Value#

Value function in RL#

Value function in RL refers to how much reward an agent will get until it arrives at the end state. For example, suppose you get one point each time you celebrate your birthday. And you have a 50 % chance of living to 100 years old, and 50 % of living to 110 years old. Then the value function would be \( 0.5 \times (100 - x) + 0.5 \times (110 - x) \), with \( x \) being your current age.

Warning

Incoming math!

Formally, value function can be determined by weighted sum of all rewards, and calculated by a recursive function:

\[G_s = R_a + \gamma \sum_a \pi_a G_{s + a}\]

where \( s \) is the current state, \( a \) an action that this state can take, \( \pi_a \) the probability of taking action \( a \), \( s + a \) the next state after taking action \( a \), and finally, \( G_s \) is the value function at state \( s \). \( 0 \le \gamma \le 1 \) is the decay factor because distant rewards are less valuable (more uncertainty).

Since the value function is defined as the rewards an agent receives along its life, value function at the end state is \( 0 \).

\[G_{end} = 0\]

Where \( end \) is the end state.

Relation between value function and rewards.#

Rewards are observed through actions with the environment, and value functions are defined as the expected summation of rewards until termination state is encountered.

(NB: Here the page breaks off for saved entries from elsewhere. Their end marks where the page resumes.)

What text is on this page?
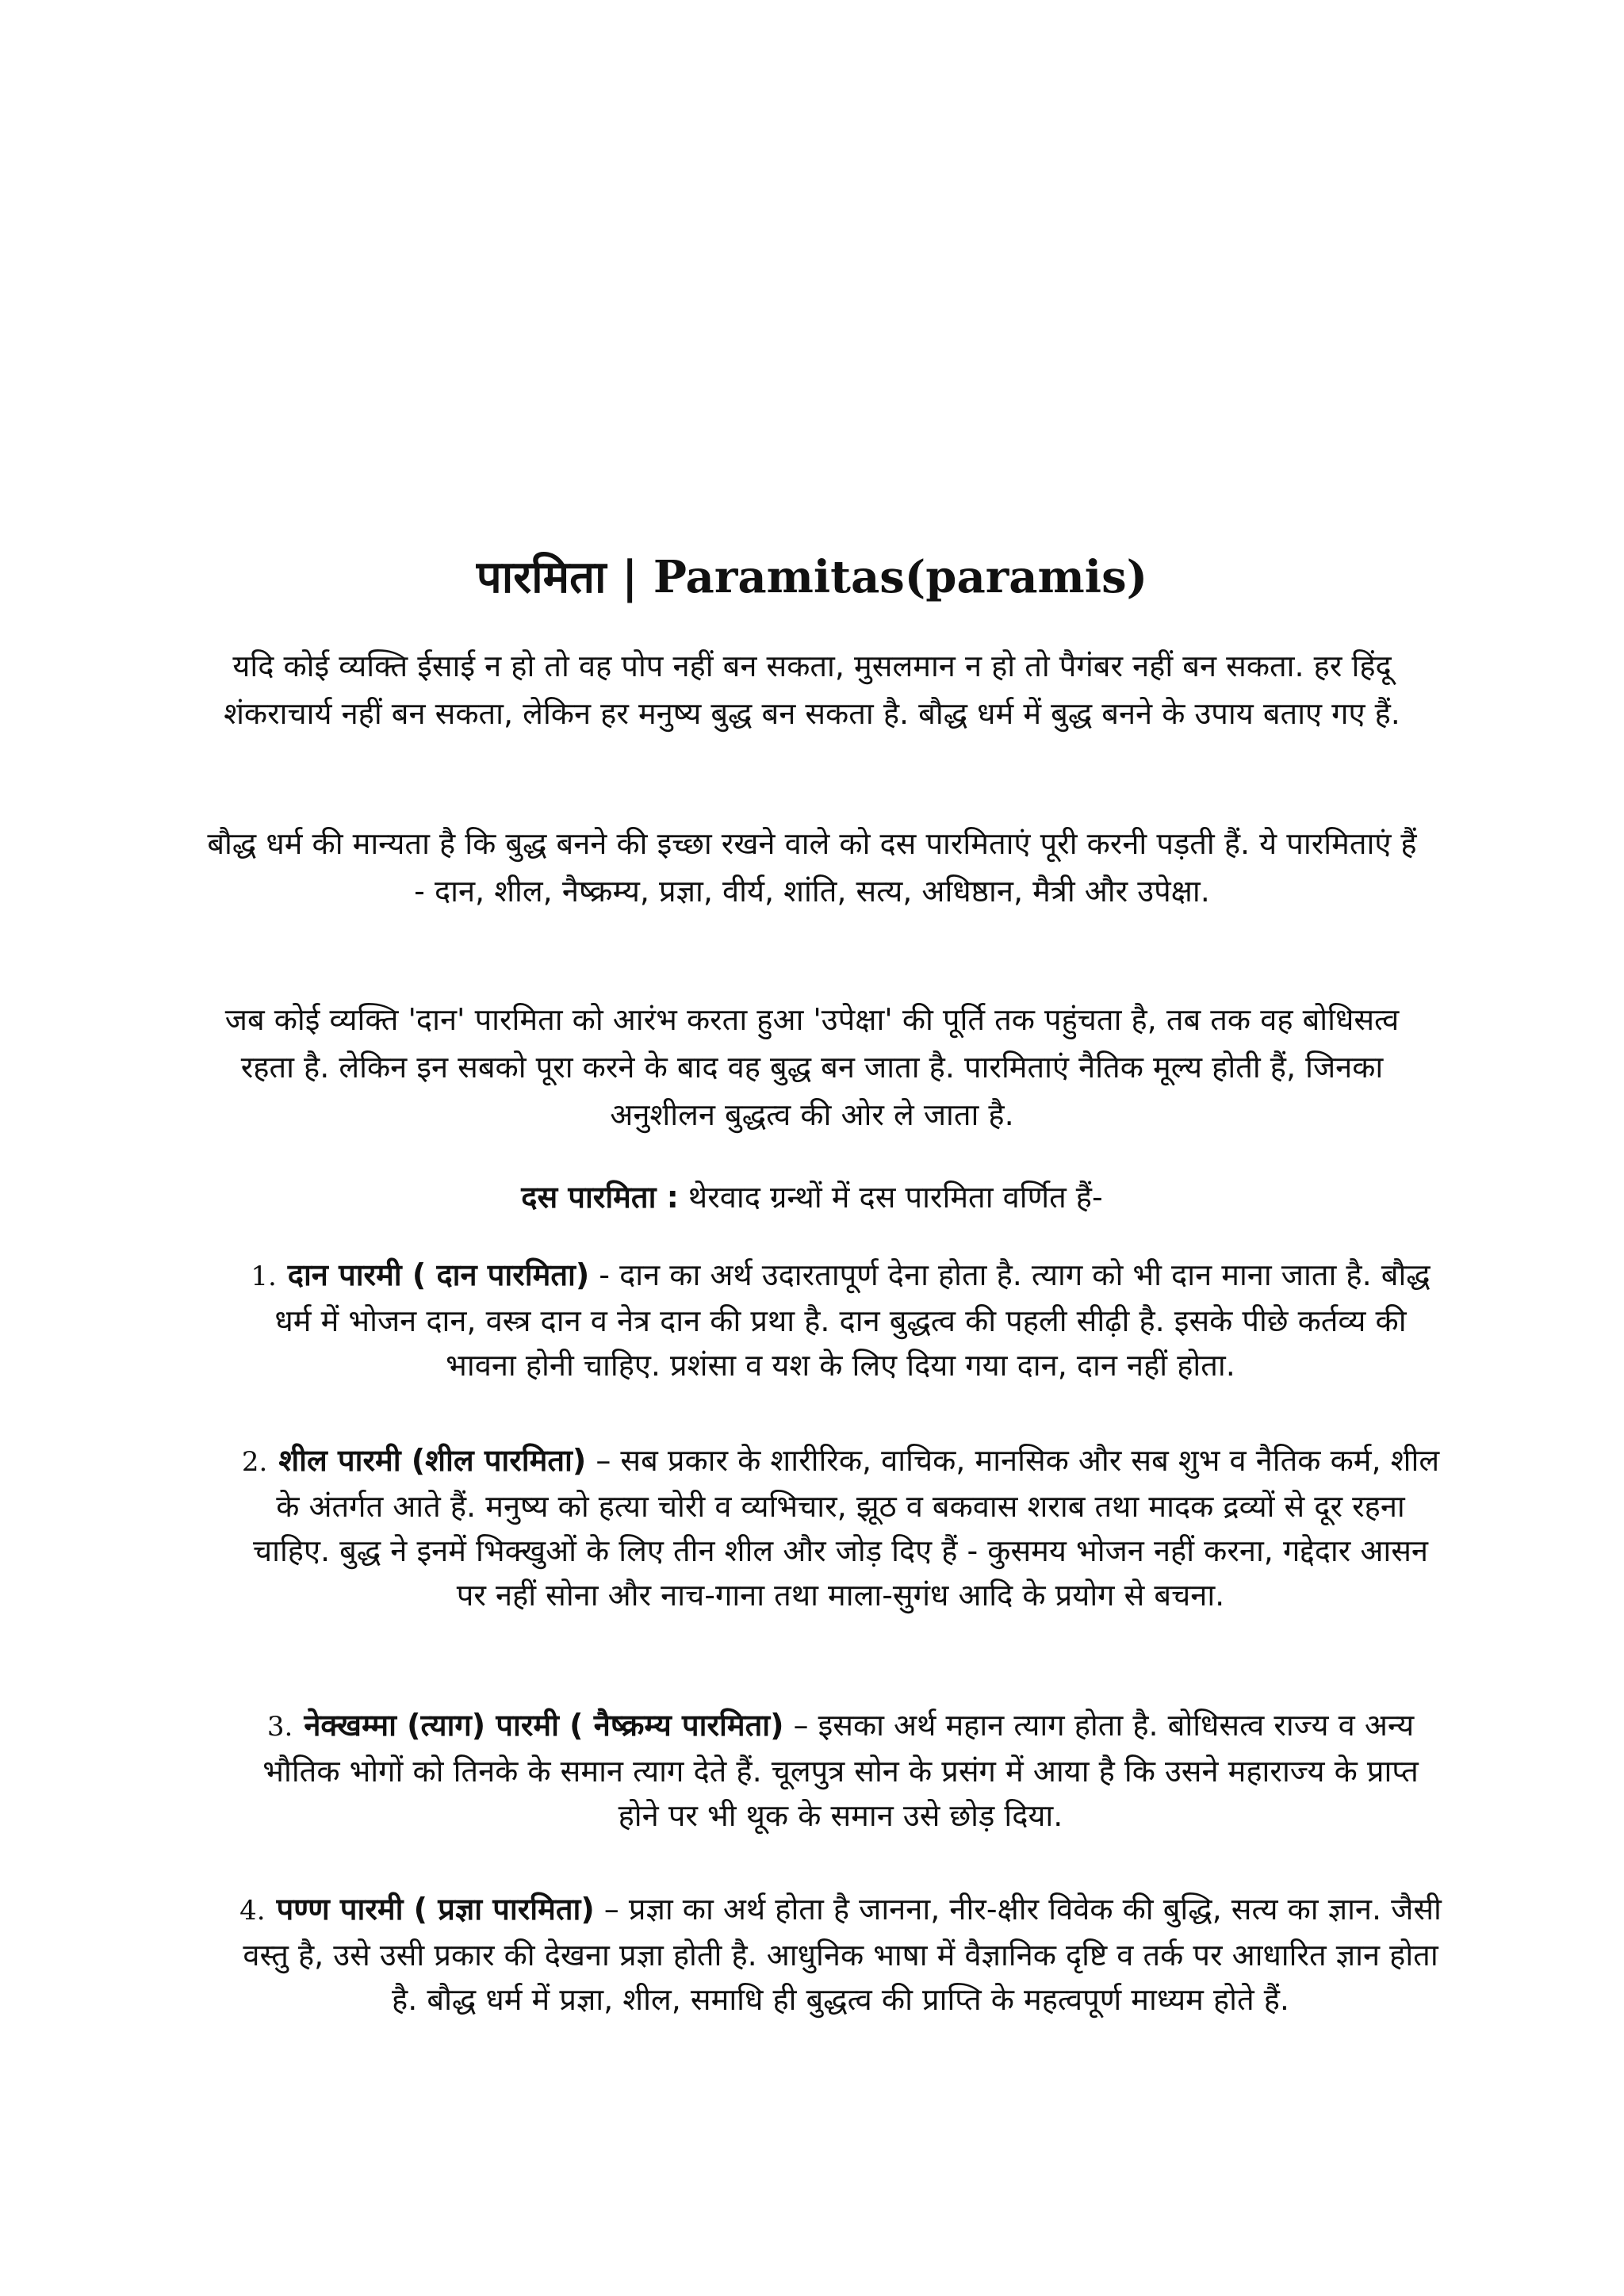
पारमिता | Paramitas(paramis)

यदि कोई व्यक्ति ईसाई न हो तो वह पोप नहीं बन सकता, मुसलमान न हो तो पैगंबर नहीं बन सकता. हर हिंदू शंकराचार्य नहीं बन सकता, लेकिन हर मनुष्य बुद्ध बन सकता है. बौद्ध धर्म में बुद्ध बनने के उपाय बताए गए हैं.

बौद्ध धर्म की मान्यता है कि बुद्ध बनने की इच्छा रखने वाले को दस पारमिताएं पूरी करनी पड़ती हैं. ये पारमिताएं हैं - दान, शील, नैष्क्रम्य, प्रज्ञा, वीर्य, शांति, सत्य, अधिष्ठान, मैत्री और उपेक्षा.

जब कोई व्यक्ति 'दान' पारमिता को आरंभ करता हुआ 'उपेक्षा' की पूर्ति तक पहुंचता है, तब तक वह बोधिसत्व रहता है. लेकिन इन सबको पूरा करने के बाद वह बुद्ध बन जाता है. पारमिताएं नैतिक मूल्य होती हैं, जिनका अनुशीलन बुद्धत्व की ओर ले जाता है.

दस पारमिता : थेरवाद ग्रन्थों में दस पारमिता वर्णित हैं-
1. दान पारमी ( दान पारमिता) - दान का अर्थ उदारतापूर्ण देना होता है. त्याग को भी दान माना जाता है. बौद्ध धर्म में भोजन दान, वस्त्र दान व नेत्र दान की प्रथा है. दान बुद्धत्व की पहली सीढ़ी है. इसके पीछे कर्तव्य की भावना होनी चाहिए. प्रशंसा व यश के लिए दिया गया दान, दान नहीं होता.
2. शील पारमी (शील पारमिता) – सब प्रकार के शारीरिक, वाचिक, मानसिक और सब शुभ व नैतिक कर्म, शील के अंतर्गत आते हैं. मनुष्य को हत्या चोरी व व्यभिचार, झूठ व बकवास शराब तथा मादक द्रव्यों से दूर रहना चाहिए. बुद्ध ने इनमें भिक्खुओं के लिए तीन शील और जोड़ दिए हैं - कुसमय भोजन नहीं करना, गद्देदार आसन पर नहीं सोना और नाच-गाना तथा माला-सुगंध आदि के प्रयोग से बचना.
3. नेक्खम्मा (त्याग) पारमी ( नैष्क्रम्य पारमिता) – इसका अर्थ महान त्याग होता है. बोधिसत्व राज्य व अन्य भौतिक भोगों को तिनके के समान त्याग देते हैं. चूलपुत्र सोन के प्रसंग में आया है कि उसने महाराज्य के प्राप्त होने पर भी थूक के समान उसे छोड़ दिया.
4. पण्ण पारमी ( प्रज्ञा पारमिता) – प्रज्ञा का अर्थ होता है जानना, नीर-क्षीर विवेक की बुद्धि, सत्य का ज्ञान. जैसी वस्तु है, उसे उसी प्रकार की देखना प्रज्ञा होती है. आधुनिक भाषा में वैज्ञानिक दृष्टि व तर्क पर आधारित ज्ञान होता है. बौद्ध धर्म में प्रज्ञा, शील, समाधि ही बुद्धत्व की प्राप्ति के महत्वपूर्ण माध्यम होते हैं.
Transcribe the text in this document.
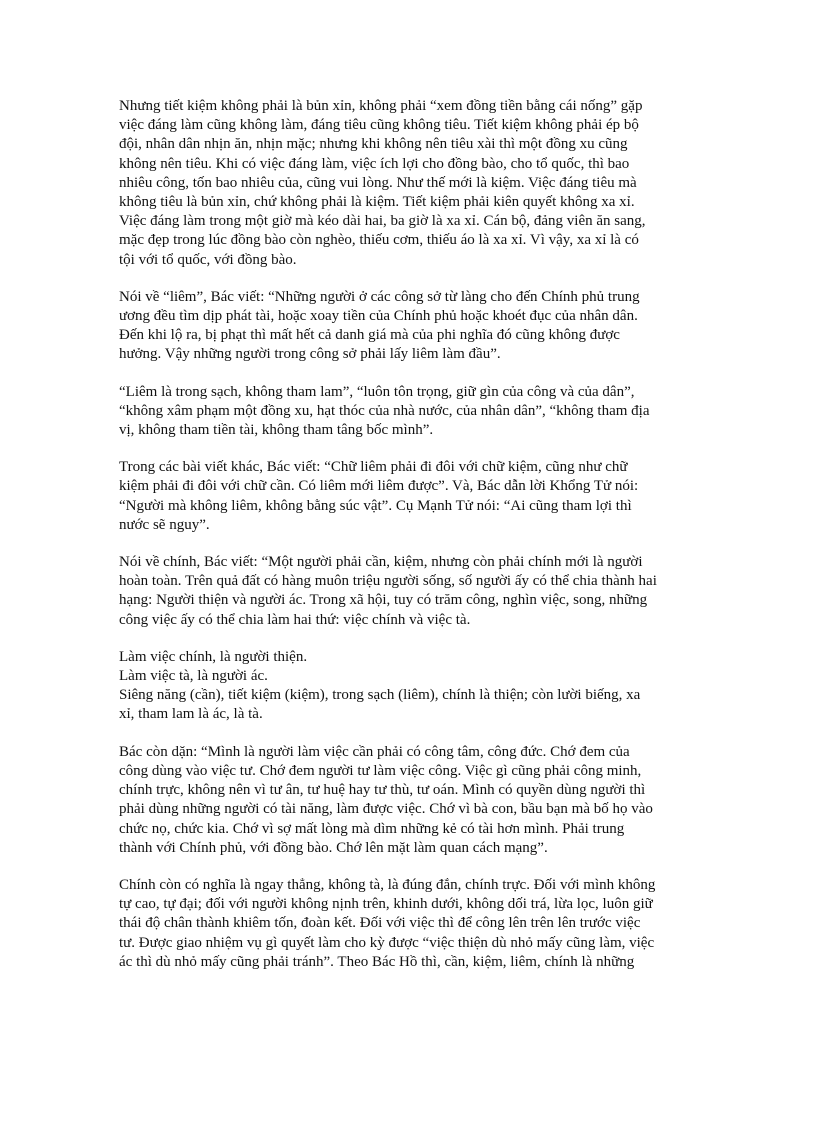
Nhưng tiết kiệm không phải là bủn xỉn, không phải “xem đồng tiền bằng cái nống” gặp
việc đáng làm cũng không làm, đáng tiêu cũng không tiêu. Tiết kiệm không phải ép bộ
đội, nhân dân nhịn ăn, nhịn mặc; nhưng khi không nên tiêu xài thì một đồng xu cũng
không nên tiêu. Khi có việc đáng làm, việc ích lợi cho đồng bào, cho tổ quốc, thì bao
nhiêu công, tốn bao nhiêu của, cũng vui lòng. Như thế mới là kiệm. Việc đáng tiêu mà
không tiêu là bủn xỉn, chứ không phải là kiệm. Tiết kiệm phải kiên quyết không xa xỉ.
Việc đáng làm trong một giờ mà kéo dài hai, ba giờ là xa xỉ. Cán bộ, đảng viên ăn sang,
mặc đẹp trong lúc đồng bào còn nghèo, thiếu cơm, thiếu áo là xa xỉ. Vì vậy, xa xỉ là có
tội với tổ quốc, với đồng bào.

Nói về “liêm”, Bác viết: “Những người ở các công sở từ làng cho đến Chính phủ trung
ương đều tìm dịp phát tài, hoặc xoay tiền của Chính phủ hoặc khoét đục của nhân dân.
Đến khi lộ ra, bị phạt thì mất hết cả danh giá mà của phi nghĩa đó cũng không được
hưởng. Vậy những người trong công sở phải lấy liêm làm đầu”.

“Liêm là trong sạch, không tham lam”, “luôn tôn trọng, giữ gìn của công và của dân”,
“không xâm phạm một đồng xu, hạt thóc của nhà nước, của nhân dân”, “không tham địa
vị, không tham tiền tài, không tham tâng bốc mình”.

Trong các bài viết khác, Bác viết: “Chữ liêm phải đi đôi với chữ kiệm, cũng như chữ
kiệm phải đi đôi với chữ cần. Có liêm mới liêm được”. Và, Bác dẫn lời Khổng Tử nói:
“Người mà không liêm, không bằng súc vật”. Cụ Mạnh Tử nói: “Ai cũng tham lợi thì
nước sẽ nguy”.

Nói về chính, Bác viết: “Một người phải cần, kiệm, nhưng còn phải chính mới là người
hoàn toàn. Trên quả đất có hàng muôn triệu người sống, số người ấy có thể chia thành hai
hạng: Người thiện và người ác. Trong xã hội, tuy có trăm công, nghìn việc, song, những
công việc ấy có thể chia làm hai thứ: việc chính và việc tà.

Làm việc chính, là người thiện.
Làm việc tà, là người ác.
Siêng năng (cần), tiết kiệm (kiệm), trong sạch (liêm), chính là thiện; còn lười biếng, xa
xỉ, tham lam là ác, là tà.

Bác còn dặn: “Mình là người làm việc cần phải có công tâm, công đức. Chớ đem của
công dùng vào việc tư. Chớ đem người tư làm việc công. Việc gì cũng phải công minh,
chính trực, không nên vì tư ân, tư huệ hay tư thù, tư oán. Mình có quyền dùng người thì
phải dùng những người có tài năng, làm được việc. Chớ vì bà con, bầu bạn mà bố họ vào
chức nọ, chức kia. Chớ vì sợ mất lòng mà dìm những kẻ có tài hơn mình. Phải trung
thành với Chính phủ, với đồng bào. Chớ lên mặt làm quan cách mạng”.

Chính còn có nghĩa là ngay thẳng, không tà, là đúng đắn, chính trực. Đối với mình không
tự cao, tự đại; đối với người không nịnh trên, khinh dưới, không dối trá, lừa lọc, luôn giữ
thái độ chân thành khiêm tốn, đoàn kết. Đối với việc thì để công lên trên lên trước việc
tư. Được giao nhiệm vụ gì quyết làm cho kỳ được “việc thiện dù nhỏ mấy cũng làm, việc
ác thì dù nhỏ mấy cũng phải tránh”. Theo Bác Hồ thì, cần, kiệm, liêm, chính là những
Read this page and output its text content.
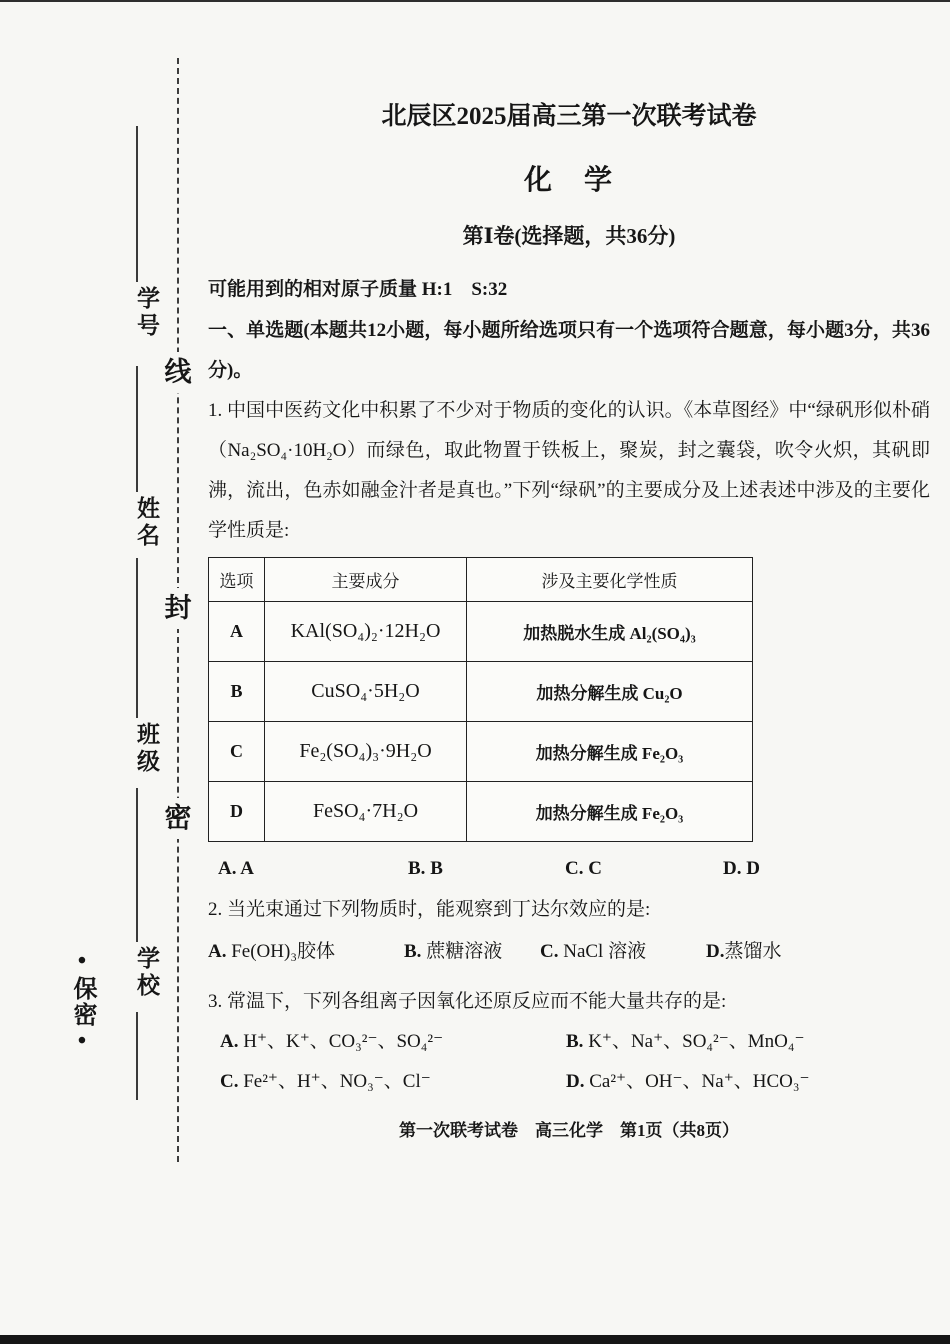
线
封
密
学号
姓名
班级
学校
•保密•
北辰区2025届高三第一次联考试卷
化　学
第Ⅰ卷(选择题，共36分)
可能用到的相对原子质量 H:1　S:32
一、单选题(本题共12小题，每小题所给选项只有一个选项符合题意，每小题3分，共36分)。
1. 中国中医药文化中积累了不少对于物质的变化的认识。《本草图经》中“绿矾形似朴硝（Na₂SO₄·10H₂O）而绿色，取此物置于铁板上，聚炭，封之囊袋，吹令火炽，其矾即沸，流出，色赤如融金汁者是真也。”下列“绿矾”的主要成分及上述表述中涉及的主要化学性质是:
选项	主要成分	涉及主要化学性质
A	KAl(SO₄)₂·12H₂O	加热脱水生成 Al₂(SO₄)₃
B	CuSO₄·5H₂O	加热分解生成 Cu₂O
C	Fe₂(SO₄)₃·9H₂O	加热分解生成 Fe₂O₃
D	FeSO₄·7H₂O	加热分解生成 Fe₂O₃
A. A	B. B	C. C	D. D
2. 当光束通过下列物质时，能观察到丁达尔效应的是:
A. Fe(OH)₃胶体	B. 蔗糖溶液	C. NaCl 溶液	D.蒸馏水
3. 常温下，下列各组离子因氧化还原反应而不能大量共存的是:
A. H⁺、K⁺、CO₃²⁻、SO₄²⁻	B. K⁺、Na⁺、SO₄²⁻、MnO₄⁻
C. Fe²⁺、H⁺、NO₃⁻、Cl⁻	D. Ca²⁺、OH⁻、Na⁺、HCO₃⁻
第一次联考试卷　高三化学　第1页（共8页）
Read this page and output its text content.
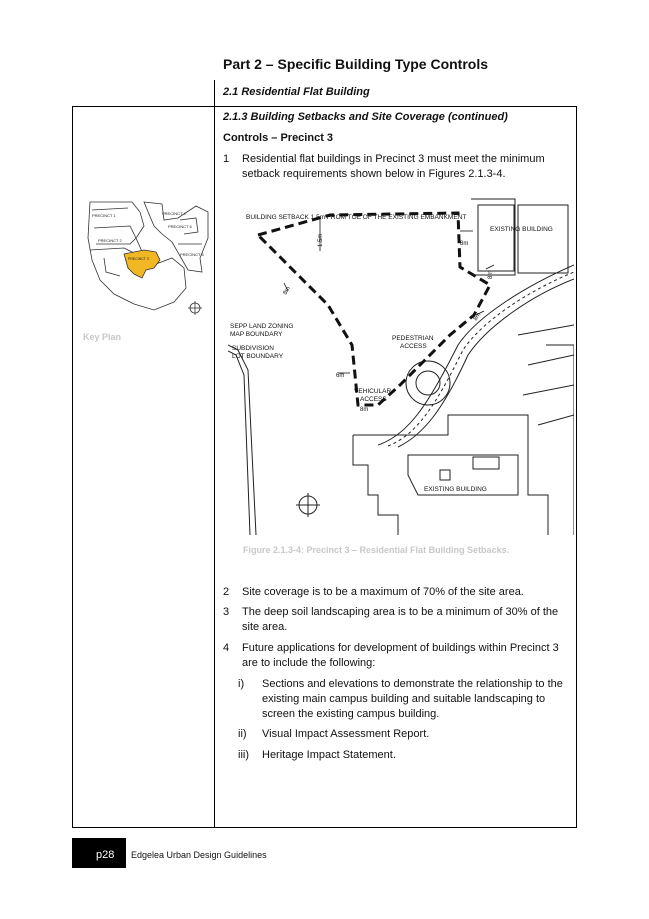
Part 2 – Specific Building Type Controls
2.1 Residential Flat Building
2.1.3 Building Setbacks and Site Coverage (continued)
Controls – Precinct 3
1 Residential flat buildings in Precinct 3 must meet the minimum
setback requirements shown below in Figures 2.1.3-4.
PRECINCT 1
PRECINCT 2
PRECINCT 3
PRECINCT 4
PRECINCT 5
PRECINCT 6
Key Plan
BUILDING SETBACK 1.5m FROM TOE OF THE EXISTING EMBANKMENT
EXISTING BUILDING
EXISTING BUILDING
SEPP LAND ZONING
MAP BOUNDARY
SUBDIVISION
LOT BOUNDARY
PEDESTRIAN
ACCESS
VEHICULAR
ACCESS
1.5m	8m
8m
8m
6m
8m
8m
Figure 2.1.3-4: Precinct 3 – Residential Flat Building Setbacks.
2 Site coverage is to be a maximum of 70% of the site area.
3 The deep soil landscaping area is to be a minimum of 30% of the
site area.
4 Future applications for development of buildings within Precinct 3
are to include the following:
i)	Sections and elevations to demonstrate the relationship to the
existing main campus building and suitable landscaping to
screen the existing campus building.
ii)	Visual Impact Assessment Report.
iii)	Heritage Impact Statement.
p28 Edgelea Urban Design Guidelines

Why value functions are important?#

Value functions provide an easy way to rank a state. A state with a higher value is expected to receive more rewards in the future, so it’s better. Intuitively, arriving at a state with a higher value means that there would be more rewards in the future, and that’s the foundation of RL: RL aims to maximize the rewards an agent would get, in other words, tries to modify an agent’s behavior so that it can be in a state where values are higher.